We know that social and economic interests shape research topics, methods and have bias, including ‘scientific’ research। Results are delivered to a public that does not examine it for accuracy. We believe a lot of what we see and read. Media owes a great responsibility to informing the public in a way that presents information, not heresay.

Reliability and validity are not buzzwords for any politicians I know. Nor do they factor into much of that which we read online. We know, too, that the Americans shape Canadian policies, or try to. Homeland Security has continued to direct Canadian transportation policy and procedures. I follow, with great interest, the Fair Copyright for Canada.

We must be vigilant and remain firm in our convictions.
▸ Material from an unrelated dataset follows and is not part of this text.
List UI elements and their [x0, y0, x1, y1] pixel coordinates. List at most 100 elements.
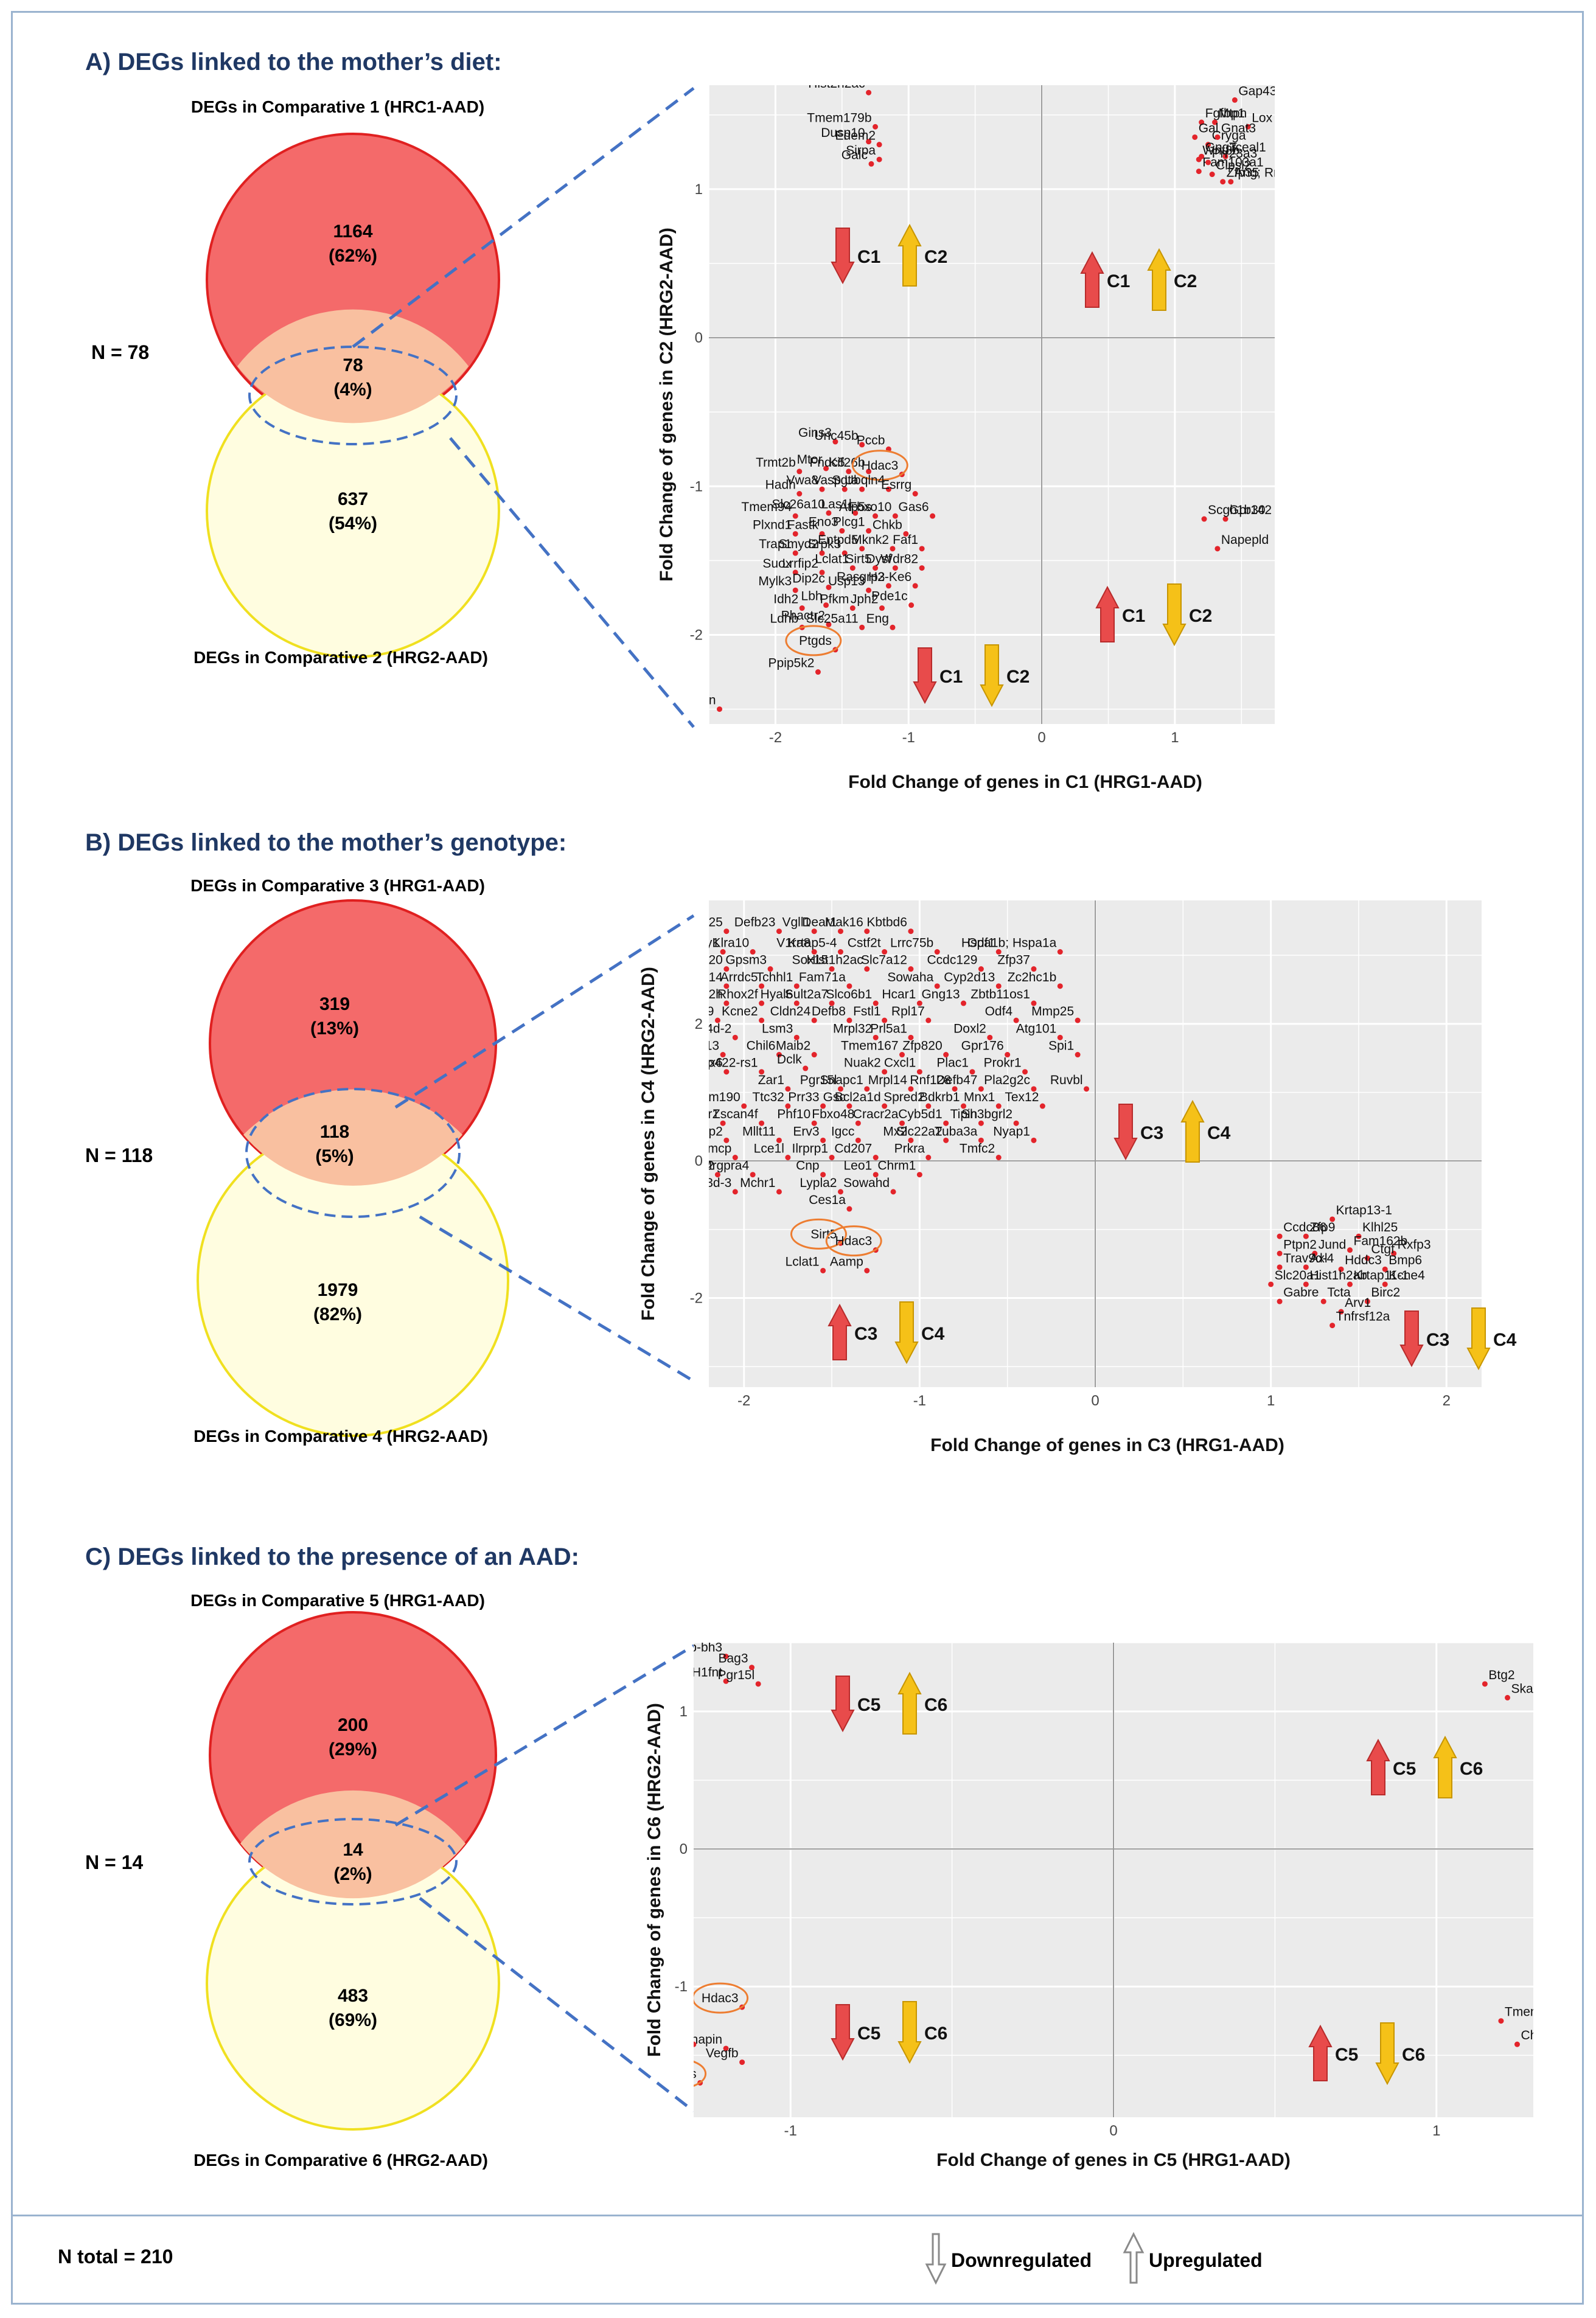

In Canada the geopolitical climate differs from that of the United States (Gwyn, 1995), and does not include the traditional ‘right to bear arms’, or ‘rugged individualism’, rampant in some areas of the country, with heavy-handed applications of either the Quran or the Bible affecting the values of business and government agencies and NGOs.

Canadian viewpoints must be presented in the Global Village. We think and act differently. That said, many of those who conduct interviews on some of my favourite media stations, tend to miss out the p oint of the interview. They like to talk explore issues about how a person ‘feels’ about an horrific event and talk around the topic. With no new information, the topic is pursued with the vigour of a dog and a bone. Some much presented as news is simply a reaction to news already broadcast. Is there nothing going on in the world that we must examine how one feels after losing a family member, or their house to disaster?